The growth in BNPL loans has been significant in recent years. This growth has drawn new investment into the industry and loan default rates are rising for some large participants.
Since 2021, the BNPL business has accelerated at a 55% average annual rate from $97 billion, noted my June 2022 Forbes post, to $560 billion in 2025, according to Research and Markets.
To finance that growth, Affirm has been securitizing — bundling and selling — some 30% of its loans.
More recently, the rise of private credit has enabled Affirm to sell loans directly to institutions such as Liberty Mutual and Prudential. Moreover, this year private credit firm Sixth Street initiated a three year deal to buy $4 billion of Affirm’s loans, according to the Wall Street Journal.
Recent data suggest BNPL credit problems could rise. How so? Nearly two-thirds of BNPL loans went to borrowers with risky credit scores, according to a January report from the Consumer Financial Protection Bureau.
“Americans were using ‘buy now, pay later’ as a Band-Aid on top of their credit card debt,” Julie Margetta Morgan, a former CFPB official who is now president of the Century Foundation, told the New York Times. “We look at it as a kind of bellwether of risks to the overall economy,” she added.
BNPL providers downplay these risks. For example, Klarna — the privately held Stockholm-based BNPL provider which recently paused its IPO — suffered a 17% rise in credit losses in May.
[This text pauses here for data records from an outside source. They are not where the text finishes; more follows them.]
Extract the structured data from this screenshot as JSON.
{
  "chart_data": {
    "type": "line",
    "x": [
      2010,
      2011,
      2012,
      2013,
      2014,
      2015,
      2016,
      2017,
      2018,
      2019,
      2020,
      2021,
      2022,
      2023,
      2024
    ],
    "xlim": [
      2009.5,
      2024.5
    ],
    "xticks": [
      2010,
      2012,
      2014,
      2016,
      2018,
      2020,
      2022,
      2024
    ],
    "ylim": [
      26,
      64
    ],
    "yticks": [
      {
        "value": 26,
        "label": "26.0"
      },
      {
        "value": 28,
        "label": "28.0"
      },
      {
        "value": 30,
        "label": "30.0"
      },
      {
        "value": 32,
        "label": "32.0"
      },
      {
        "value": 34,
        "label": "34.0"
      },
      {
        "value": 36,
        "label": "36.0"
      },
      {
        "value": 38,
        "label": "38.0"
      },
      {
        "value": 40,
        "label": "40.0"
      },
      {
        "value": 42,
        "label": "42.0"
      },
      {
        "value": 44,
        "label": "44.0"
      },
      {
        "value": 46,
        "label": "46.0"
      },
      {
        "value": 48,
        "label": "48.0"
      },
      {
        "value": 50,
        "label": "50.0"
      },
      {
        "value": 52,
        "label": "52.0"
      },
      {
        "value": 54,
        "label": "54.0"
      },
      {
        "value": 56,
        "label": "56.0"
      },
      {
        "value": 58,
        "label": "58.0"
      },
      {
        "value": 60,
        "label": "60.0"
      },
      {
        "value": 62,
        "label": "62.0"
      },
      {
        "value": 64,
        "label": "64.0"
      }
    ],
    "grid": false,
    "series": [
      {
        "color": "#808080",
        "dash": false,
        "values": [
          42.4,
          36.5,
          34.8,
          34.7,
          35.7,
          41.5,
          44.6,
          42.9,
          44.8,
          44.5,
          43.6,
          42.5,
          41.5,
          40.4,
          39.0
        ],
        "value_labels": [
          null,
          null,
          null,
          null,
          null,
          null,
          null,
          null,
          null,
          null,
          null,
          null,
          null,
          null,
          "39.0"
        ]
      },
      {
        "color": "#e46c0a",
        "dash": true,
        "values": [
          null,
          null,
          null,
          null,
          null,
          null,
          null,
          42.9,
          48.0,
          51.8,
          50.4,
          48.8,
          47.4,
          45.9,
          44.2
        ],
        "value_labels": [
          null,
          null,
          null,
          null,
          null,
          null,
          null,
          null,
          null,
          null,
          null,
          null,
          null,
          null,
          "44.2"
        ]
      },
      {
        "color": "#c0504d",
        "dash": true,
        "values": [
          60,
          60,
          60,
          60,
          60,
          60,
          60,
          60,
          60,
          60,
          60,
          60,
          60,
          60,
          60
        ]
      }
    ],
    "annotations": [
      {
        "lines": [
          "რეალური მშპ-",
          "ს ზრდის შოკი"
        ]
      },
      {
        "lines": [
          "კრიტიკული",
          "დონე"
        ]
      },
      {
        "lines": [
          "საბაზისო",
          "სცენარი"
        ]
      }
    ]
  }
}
Klarna said the losses were trivial. “There’s nothing troubling or worrisome from this data,” company spokeswoman Clare Nordstrom told the Times. Affirm was similarly upbeat. “We really aren’t seeing anything we would label as signs of stress with our borrowers,” O’Hare said, according to the Times.
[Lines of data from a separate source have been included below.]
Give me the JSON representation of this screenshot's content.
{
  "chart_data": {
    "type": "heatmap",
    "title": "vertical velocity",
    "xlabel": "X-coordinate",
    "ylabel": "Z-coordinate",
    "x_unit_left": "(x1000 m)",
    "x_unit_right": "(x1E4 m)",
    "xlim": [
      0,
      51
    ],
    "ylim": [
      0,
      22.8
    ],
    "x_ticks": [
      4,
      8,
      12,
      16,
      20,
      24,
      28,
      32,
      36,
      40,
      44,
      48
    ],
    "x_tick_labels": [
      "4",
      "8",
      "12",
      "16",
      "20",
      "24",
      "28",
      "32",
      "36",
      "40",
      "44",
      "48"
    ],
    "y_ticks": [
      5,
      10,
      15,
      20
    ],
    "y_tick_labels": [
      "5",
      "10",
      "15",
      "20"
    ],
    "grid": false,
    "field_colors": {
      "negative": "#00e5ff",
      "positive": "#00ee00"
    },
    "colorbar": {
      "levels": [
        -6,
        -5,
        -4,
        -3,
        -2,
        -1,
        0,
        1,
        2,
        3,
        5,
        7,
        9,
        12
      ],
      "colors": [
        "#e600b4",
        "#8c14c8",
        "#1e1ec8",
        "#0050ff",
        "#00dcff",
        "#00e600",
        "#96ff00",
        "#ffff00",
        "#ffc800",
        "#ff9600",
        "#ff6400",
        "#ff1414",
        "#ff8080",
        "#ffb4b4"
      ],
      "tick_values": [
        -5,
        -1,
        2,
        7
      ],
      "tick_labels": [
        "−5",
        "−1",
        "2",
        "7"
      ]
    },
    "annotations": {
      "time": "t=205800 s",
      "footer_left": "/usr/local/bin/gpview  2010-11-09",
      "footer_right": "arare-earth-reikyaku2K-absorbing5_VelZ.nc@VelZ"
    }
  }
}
BNPL customers would be especially vulnerable if the economy worsened — which is why during the Biden era, the CFPB “called for measures to safeguard them,” the Times wrote.
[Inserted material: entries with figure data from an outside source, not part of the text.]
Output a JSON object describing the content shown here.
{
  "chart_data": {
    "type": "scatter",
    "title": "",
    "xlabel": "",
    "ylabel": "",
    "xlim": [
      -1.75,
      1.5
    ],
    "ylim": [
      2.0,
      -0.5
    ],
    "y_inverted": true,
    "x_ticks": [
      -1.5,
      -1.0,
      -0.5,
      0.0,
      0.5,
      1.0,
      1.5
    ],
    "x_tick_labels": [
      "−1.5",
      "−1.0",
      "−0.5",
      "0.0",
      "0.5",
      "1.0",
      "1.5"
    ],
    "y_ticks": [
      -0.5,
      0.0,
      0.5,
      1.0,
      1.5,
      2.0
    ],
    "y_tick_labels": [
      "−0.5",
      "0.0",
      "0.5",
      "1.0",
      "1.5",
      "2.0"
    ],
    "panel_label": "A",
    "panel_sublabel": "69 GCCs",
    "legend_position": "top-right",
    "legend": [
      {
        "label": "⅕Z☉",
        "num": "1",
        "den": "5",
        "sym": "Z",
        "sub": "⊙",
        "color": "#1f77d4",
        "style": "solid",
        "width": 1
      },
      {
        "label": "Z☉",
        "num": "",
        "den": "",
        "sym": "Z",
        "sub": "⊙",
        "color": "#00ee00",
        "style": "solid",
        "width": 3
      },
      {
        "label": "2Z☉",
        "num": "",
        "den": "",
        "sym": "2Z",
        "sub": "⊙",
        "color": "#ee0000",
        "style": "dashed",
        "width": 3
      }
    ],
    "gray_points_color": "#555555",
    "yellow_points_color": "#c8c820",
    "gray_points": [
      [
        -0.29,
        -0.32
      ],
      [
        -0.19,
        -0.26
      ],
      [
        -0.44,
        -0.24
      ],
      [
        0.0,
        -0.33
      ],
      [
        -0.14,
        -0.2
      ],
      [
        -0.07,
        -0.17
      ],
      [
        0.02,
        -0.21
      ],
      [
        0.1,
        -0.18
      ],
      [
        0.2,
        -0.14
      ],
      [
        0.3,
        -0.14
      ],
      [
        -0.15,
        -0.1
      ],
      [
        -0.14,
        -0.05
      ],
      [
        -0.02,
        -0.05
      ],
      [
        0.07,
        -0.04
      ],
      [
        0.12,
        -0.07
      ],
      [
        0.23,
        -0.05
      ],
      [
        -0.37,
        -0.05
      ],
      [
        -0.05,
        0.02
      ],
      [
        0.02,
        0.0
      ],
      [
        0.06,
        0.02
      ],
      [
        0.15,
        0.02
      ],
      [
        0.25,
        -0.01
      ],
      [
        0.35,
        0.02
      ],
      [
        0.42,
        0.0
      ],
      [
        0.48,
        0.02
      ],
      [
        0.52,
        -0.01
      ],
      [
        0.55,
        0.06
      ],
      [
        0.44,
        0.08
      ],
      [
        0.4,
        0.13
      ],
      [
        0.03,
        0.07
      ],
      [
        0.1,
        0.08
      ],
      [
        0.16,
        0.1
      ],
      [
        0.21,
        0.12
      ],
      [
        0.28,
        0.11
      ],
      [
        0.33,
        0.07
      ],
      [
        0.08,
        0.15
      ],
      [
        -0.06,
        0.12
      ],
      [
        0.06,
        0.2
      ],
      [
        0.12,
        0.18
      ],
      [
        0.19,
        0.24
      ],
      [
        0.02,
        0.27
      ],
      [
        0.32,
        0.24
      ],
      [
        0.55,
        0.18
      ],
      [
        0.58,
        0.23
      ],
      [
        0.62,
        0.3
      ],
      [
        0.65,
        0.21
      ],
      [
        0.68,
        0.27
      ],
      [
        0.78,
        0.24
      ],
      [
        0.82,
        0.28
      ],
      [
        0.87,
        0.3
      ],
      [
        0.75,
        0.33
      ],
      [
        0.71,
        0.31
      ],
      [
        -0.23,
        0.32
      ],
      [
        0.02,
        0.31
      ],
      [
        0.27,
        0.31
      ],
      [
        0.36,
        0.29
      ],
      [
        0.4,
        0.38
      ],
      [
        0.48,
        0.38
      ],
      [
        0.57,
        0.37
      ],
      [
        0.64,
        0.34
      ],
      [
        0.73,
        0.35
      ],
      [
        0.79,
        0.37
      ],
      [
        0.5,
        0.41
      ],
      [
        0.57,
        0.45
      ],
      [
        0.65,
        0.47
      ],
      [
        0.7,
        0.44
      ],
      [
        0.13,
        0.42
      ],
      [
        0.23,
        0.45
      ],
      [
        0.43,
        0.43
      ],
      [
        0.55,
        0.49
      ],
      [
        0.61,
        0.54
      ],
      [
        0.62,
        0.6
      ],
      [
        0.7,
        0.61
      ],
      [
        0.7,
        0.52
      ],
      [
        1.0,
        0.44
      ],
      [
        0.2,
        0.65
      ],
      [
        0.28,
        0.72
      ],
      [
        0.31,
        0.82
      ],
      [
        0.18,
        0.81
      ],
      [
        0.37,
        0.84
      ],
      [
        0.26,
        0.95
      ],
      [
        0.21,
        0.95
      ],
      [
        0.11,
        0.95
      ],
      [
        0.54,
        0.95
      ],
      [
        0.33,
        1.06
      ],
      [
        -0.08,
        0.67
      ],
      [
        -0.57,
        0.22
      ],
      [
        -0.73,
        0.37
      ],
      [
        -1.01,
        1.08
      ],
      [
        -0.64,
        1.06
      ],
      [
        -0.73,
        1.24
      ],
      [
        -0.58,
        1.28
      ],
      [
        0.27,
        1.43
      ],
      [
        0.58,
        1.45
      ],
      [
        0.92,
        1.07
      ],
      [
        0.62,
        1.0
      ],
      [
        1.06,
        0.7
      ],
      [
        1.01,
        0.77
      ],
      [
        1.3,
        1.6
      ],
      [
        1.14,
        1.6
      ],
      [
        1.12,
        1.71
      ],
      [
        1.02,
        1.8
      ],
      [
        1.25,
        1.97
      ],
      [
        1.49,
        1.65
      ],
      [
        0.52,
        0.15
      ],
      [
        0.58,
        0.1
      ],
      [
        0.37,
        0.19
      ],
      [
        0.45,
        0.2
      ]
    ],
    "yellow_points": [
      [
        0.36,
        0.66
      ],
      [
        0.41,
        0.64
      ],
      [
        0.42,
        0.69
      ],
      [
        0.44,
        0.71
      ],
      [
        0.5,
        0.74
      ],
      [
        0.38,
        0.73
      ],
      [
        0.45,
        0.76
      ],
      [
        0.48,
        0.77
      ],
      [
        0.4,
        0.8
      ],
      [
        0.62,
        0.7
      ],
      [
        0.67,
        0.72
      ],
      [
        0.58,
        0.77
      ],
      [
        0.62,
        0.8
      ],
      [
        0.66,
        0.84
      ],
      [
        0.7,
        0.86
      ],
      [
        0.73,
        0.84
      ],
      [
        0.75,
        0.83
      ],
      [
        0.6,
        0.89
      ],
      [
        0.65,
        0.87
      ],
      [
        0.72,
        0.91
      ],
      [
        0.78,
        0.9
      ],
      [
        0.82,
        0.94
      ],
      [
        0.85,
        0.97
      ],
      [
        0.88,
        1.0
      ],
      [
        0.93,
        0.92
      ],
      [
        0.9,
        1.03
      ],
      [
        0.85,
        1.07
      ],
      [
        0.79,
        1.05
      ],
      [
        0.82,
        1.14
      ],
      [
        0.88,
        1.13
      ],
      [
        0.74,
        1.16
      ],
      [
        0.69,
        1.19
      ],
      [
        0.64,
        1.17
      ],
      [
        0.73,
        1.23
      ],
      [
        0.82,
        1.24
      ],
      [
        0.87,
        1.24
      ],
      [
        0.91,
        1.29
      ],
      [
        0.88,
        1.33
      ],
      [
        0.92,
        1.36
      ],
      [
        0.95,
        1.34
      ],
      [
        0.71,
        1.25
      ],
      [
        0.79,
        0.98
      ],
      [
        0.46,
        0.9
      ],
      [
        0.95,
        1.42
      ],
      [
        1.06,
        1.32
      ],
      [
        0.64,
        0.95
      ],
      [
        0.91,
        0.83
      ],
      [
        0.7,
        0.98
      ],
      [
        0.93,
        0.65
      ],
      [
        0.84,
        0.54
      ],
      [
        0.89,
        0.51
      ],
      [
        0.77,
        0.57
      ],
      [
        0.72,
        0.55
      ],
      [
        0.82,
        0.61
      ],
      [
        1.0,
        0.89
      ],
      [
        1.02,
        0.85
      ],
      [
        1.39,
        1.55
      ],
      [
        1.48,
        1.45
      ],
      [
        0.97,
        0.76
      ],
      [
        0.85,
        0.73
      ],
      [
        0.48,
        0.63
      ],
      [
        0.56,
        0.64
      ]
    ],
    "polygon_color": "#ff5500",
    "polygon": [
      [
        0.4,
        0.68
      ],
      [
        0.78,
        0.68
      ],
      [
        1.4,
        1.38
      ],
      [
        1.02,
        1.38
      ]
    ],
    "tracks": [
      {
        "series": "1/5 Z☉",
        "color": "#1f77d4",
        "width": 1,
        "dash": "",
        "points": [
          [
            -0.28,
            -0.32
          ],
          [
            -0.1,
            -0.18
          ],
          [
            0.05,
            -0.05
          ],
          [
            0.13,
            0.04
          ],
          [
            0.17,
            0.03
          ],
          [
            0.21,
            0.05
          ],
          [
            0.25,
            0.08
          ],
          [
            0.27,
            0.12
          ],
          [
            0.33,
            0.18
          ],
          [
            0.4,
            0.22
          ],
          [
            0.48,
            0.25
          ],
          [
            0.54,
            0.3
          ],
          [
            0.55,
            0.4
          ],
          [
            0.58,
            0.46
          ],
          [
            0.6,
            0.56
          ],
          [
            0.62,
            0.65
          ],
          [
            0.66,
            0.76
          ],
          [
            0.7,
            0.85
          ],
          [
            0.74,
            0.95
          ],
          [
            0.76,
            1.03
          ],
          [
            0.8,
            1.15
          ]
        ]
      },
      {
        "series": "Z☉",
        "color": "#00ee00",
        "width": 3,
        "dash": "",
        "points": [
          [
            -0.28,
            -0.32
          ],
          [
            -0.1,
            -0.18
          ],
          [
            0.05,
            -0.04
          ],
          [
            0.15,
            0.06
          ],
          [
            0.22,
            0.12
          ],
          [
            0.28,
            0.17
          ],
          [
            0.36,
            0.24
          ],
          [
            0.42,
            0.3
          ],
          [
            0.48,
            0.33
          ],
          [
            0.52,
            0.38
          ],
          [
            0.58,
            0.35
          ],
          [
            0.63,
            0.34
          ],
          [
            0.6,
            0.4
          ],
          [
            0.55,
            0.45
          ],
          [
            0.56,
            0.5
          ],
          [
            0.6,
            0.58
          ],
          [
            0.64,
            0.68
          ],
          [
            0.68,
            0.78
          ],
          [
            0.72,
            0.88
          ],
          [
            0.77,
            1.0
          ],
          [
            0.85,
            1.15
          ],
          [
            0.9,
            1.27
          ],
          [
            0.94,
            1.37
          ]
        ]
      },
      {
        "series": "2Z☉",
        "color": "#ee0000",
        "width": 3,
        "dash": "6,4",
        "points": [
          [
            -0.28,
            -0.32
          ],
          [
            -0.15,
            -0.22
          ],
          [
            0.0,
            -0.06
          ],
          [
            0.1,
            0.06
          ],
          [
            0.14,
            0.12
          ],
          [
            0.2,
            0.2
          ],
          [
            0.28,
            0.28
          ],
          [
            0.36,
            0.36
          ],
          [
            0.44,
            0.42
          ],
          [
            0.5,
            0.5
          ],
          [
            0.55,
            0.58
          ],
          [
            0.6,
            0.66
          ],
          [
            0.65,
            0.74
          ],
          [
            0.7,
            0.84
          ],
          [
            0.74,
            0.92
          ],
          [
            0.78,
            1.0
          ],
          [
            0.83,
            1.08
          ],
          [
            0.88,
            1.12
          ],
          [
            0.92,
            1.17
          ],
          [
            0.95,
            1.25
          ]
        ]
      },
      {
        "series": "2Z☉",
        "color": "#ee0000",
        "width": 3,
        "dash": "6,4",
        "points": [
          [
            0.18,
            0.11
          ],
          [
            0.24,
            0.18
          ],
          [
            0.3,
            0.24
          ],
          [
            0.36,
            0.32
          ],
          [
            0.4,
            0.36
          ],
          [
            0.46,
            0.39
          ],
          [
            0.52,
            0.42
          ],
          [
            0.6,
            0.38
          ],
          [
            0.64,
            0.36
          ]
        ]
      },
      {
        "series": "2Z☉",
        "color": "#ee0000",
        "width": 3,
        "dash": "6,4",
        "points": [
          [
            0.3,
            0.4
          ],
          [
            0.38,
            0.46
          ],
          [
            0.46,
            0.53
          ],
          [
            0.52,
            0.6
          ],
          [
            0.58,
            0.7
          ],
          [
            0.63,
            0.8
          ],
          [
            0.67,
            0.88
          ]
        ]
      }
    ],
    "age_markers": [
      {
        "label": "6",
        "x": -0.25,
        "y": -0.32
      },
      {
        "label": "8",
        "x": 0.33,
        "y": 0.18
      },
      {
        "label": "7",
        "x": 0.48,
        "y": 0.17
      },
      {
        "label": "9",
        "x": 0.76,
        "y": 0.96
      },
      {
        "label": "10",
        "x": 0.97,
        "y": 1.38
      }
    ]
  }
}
Unfortunately, the economy contracted in the first quarter of 2025 — with gross domestic product falling at a 0.2% rate, according to the Bureau of Economic Analysis.
As U.S. household finances get worse, BNPL consumers and providers could suffer. “Consumers are going to be squeezed and more reliant on these products,” Morgan explained to the Times, “and the companies are being offered a free pass to construct those products in ways that are the most profitable to them.”
Given the 29% upside implicit in Affirm’s price target, the bulls may prevail over the bears.
Affirm bears argue the company’s profitability fell short of expectations because the lower growth in GMV due to a surge in 0% APR loans was not enough to offset their lower margins — as measured by revenue less transaction costs.
This is why Affirm fell short of investor expectations. The rise in 0% loans “led to a lower take rate and RLTC margin than most forecasts,” Citizens wrote, according to CNBC.
Two other analysts remain bullish on Affirm. Goldman called the company a “strong category leader in BNPL and a share gainer vs. legacy credit providers,” noted CNBC. Barclays is bullish on recent partnerships such as the one between Affirm and Costco.
Despite uncertainty, Affirm sees consumers continuing to spend. “People are stressed out about the economy, yet they’re shopping, they’re buying, and they’re paying their bills — at least they’re paying their bills back to us on time,” Levchin told CNBC.